Le rôle des aliments ultratransformés dans le cancer colorectal se précise
Quel est le lien entre la survenue d’un cancer colorectal et le régime de type « occidental », caractérisé par la consommation d’aliments ultratransformés (AUT) et de mauvaises graisses ? Des chercheurs américains (Floride, Californie, Massachusetts) ont décrit précisément un état inflammatoire chronique pouvant mener à la tumorogenèse. Leurs résultats, publiés dans la revue Gut, montrent que c’est en nourrissant l’inflammation que l’alimentation ultratransformée serait impliquée dans l’apparition et la progression du cancer colorectal.

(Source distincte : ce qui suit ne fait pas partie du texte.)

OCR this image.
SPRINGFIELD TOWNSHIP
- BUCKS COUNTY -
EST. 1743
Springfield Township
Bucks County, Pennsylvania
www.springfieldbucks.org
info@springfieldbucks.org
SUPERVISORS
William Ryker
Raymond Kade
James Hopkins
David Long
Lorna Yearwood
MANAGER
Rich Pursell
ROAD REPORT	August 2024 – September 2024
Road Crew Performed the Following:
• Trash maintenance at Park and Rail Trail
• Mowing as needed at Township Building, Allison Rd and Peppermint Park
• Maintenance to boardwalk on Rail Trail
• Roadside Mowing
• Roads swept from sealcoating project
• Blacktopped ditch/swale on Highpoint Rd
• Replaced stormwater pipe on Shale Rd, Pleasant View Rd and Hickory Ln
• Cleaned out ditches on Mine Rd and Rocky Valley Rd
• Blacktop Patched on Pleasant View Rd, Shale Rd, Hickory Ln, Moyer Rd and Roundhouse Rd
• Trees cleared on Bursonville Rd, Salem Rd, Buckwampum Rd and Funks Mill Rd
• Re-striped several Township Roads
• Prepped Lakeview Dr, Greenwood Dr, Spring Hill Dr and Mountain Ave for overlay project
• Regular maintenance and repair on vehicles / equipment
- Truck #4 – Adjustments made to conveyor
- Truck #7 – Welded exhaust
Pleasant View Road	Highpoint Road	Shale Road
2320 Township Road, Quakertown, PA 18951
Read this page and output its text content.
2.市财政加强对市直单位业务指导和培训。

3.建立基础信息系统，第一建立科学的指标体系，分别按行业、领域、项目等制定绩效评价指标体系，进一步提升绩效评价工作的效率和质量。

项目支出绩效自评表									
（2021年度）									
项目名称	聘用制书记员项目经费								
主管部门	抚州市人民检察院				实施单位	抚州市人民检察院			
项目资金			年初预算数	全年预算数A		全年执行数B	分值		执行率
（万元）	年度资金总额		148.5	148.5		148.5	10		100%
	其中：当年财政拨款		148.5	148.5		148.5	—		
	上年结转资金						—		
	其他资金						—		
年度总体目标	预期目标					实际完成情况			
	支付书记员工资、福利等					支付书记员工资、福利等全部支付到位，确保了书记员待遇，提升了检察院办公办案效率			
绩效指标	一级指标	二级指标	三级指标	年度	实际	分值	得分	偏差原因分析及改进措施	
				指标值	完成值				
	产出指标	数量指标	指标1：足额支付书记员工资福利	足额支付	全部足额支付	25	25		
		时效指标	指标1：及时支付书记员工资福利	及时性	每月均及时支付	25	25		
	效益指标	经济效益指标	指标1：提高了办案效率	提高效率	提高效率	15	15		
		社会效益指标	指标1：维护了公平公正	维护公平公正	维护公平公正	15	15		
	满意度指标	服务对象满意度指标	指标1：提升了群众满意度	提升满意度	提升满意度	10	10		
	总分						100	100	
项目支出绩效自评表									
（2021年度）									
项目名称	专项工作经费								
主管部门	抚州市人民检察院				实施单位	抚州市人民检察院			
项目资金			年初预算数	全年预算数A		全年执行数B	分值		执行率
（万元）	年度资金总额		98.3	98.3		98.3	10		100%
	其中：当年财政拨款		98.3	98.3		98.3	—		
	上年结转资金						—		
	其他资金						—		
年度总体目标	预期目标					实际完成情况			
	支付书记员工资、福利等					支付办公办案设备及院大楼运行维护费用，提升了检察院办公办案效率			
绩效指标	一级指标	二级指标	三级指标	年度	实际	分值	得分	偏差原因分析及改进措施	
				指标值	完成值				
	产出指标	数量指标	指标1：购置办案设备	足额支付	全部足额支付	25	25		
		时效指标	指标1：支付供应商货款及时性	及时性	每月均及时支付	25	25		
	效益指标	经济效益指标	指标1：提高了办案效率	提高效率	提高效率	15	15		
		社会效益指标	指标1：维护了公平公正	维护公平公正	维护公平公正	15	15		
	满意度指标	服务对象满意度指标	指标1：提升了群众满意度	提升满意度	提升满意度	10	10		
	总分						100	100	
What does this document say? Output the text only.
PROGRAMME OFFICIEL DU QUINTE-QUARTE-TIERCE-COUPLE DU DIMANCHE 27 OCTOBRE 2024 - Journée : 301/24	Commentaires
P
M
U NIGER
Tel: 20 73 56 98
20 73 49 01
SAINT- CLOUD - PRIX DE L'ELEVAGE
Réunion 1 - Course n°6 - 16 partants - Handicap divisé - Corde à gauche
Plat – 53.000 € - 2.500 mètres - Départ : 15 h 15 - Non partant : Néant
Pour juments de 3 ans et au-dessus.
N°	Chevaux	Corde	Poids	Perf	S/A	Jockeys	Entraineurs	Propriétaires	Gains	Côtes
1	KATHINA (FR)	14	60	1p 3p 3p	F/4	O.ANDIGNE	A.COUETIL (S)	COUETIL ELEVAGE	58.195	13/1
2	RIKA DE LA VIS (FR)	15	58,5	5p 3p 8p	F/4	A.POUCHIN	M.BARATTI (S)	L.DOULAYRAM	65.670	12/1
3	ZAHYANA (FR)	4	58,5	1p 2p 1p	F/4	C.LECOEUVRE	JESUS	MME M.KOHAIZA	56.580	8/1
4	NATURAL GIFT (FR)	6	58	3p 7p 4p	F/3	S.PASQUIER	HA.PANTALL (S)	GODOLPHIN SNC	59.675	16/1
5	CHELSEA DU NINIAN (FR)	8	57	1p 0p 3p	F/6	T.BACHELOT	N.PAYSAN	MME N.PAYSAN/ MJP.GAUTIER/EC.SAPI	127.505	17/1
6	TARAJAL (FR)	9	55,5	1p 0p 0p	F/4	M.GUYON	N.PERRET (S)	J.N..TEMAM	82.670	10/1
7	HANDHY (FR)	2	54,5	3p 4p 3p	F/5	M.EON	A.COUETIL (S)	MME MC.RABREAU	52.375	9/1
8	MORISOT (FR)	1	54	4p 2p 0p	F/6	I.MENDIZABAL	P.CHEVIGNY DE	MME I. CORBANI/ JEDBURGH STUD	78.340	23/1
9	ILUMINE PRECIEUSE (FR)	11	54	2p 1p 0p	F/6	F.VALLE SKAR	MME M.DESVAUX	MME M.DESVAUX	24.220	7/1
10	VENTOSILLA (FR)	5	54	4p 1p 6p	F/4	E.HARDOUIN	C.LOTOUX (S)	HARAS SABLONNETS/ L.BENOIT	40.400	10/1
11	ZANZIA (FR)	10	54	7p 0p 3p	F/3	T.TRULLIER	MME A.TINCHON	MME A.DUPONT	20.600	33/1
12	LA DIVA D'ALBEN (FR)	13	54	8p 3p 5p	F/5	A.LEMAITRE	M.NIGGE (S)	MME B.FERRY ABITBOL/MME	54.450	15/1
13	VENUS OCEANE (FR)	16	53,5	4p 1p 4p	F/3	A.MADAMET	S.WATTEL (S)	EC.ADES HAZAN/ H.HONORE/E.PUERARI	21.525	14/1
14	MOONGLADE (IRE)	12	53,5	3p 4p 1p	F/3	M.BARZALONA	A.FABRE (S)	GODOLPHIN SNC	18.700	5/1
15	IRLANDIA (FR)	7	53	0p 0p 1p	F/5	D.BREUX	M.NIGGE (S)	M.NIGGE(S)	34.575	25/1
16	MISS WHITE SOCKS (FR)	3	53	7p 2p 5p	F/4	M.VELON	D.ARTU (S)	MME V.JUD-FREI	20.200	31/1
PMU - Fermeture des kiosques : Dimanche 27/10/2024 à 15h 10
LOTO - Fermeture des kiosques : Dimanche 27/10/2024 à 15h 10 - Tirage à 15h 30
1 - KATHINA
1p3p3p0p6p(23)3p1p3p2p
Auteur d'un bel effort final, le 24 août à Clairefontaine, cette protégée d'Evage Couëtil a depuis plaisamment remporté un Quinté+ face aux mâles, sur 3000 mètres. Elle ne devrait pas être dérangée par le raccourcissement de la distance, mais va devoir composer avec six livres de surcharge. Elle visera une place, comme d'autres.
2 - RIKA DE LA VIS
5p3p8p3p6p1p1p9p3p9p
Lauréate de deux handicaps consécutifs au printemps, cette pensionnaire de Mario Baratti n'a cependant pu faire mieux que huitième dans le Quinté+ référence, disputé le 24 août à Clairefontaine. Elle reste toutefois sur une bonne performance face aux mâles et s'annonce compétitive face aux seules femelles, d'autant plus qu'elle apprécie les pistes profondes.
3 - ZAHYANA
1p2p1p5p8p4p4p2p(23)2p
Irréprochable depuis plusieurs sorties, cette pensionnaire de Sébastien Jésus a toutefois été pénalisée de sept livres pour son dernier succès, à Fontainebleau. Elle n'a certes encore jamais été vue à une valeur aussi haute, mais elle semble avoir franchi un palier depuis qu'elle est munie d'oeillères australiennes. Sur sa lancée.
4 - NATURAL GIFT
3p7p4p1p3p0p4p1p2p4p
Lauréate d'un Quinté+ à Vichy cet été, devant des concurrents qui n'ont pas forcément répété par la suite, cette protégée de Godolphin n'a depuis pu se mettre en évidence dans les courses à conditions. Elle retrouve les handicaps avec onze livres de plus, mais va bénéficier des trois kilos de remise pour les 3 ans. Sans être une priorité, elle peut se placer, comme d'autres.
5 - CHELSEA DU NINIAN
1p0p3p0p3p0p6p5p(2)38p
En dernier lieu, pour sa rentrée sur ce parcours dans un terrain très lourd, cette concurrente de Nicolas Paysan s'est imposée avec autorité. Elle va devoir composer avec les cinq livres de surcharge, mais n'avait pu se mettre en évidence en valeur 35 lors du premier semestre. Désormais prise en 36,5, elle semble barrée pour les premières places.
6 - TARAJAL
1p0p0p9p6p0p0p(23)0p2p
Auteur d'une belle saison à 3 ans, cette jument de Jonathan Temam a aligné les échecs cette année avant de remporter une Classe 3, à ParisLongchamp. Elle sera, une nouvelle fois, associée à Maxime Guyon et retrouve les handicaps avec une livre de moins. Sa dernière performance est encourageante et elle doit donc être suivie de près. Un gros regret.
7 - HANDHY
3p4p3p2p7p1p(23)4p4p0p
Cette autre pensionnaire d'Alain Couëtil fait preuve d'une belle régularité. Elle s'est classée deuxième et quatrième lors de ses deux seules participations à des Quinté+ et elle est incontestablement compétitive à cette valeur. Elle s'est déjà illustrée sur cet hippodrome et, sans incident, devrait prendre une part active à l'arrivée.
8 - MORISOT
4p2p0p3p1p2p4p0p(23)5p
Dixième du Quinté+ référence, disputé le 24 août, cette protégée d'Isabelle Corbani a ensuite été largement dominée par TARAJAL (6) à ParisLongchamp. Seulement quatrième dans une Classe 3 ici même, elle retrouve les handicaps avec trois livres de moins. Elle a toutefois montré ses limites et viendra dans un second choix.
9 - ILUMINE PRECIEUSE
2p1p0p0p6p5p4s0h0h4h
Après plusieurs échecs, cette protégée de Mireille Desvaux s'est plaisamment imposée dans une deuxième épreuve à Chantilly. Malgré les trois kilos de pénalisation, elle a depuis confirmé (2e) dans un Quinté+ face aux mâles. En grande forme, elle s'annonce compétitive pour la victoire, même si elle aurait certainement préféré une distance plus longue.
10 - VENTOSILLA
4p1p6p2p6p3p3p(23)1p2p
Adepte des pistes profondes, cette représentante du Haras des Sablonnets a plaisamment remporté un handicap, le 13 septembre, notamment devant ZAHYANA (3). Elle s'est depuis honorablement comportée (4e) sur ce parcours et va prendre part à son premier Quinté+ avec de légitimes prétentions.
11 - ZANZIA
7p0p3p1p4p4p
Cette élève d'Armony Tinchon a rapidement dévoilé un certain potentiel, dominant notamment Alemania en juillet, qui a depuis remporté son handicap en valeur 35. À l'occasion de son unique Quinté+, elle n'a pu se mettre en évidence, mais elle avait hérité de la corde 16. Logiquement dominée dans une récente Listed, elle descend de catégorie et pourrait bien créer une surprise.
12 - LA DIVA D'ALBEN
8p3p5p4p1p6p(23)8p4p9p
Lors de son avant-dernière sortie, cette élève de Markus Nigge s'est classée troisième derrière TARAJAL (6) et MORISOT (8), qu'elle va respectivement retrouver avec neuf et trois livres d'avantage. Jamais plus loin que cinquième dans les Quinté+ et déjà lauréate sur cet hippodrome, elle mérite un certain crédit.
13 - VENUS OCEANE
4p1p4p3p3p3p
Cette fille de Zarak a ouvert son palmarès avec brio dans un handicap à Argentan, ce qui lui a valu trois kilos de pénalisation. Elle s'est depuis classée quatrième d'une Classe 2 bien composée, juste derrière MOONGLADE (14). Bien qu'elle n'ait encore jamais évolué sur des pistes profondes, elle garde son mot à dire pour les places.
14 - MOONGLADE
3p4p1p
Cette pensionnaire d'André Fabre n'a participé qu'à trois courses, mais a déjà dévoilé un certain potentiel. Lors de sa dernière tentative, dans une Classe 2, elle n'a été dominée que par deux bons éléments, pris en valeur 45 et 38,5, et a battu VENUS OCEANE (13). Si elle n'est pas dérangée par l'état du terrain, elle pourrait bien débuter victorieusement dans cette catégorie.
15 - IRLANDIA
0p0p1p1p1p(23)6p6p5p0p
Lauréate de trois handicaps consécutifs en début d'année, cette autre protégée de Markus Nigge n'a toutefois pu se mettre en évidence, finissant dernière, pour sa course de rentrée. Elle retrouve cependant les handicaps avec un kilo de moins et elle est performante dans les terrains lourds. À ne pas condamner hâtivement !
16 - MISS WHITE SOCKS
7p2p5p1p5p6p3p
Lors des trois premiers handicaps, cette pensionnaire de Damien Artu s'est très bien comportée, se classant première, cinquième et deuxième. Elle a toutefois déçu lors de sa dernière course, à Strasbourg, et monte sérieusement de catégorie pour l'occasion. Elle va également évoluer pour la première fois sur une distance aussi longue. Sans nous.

Une étude précédente de l’équipe avait suggéré que les AUT pouvaient entraver les processus naturels de guérison de l’organisme. Les auteurs développent leur analyse sur les processus pro-inflammatoires, comparant l’inflammation chronique à « une plaie mal cicatrisée », dans laquelle les lipides jouent un rôle.
L’association entre AUT et risque de cancers avait été pointée du doigt dans plusieurs études, comme celle de NutriNet-Santé ou encore celle menée par le Centre international de recherche sur le cancer (Circ) publiée dans The Lancet Regional Health Europe. Au-delà d’avoir mis en évidence un surrisque de cancer et de multimorbidité cardiométabolique associé aux AUT, cette dernière étude a aussi montré que remplacer la consommation de 10 % d’aliments transformés et ultratransformés par une quantité équivalente de produits frais diminuait le risque de plusieurs cancers (ORL, côlon, foie).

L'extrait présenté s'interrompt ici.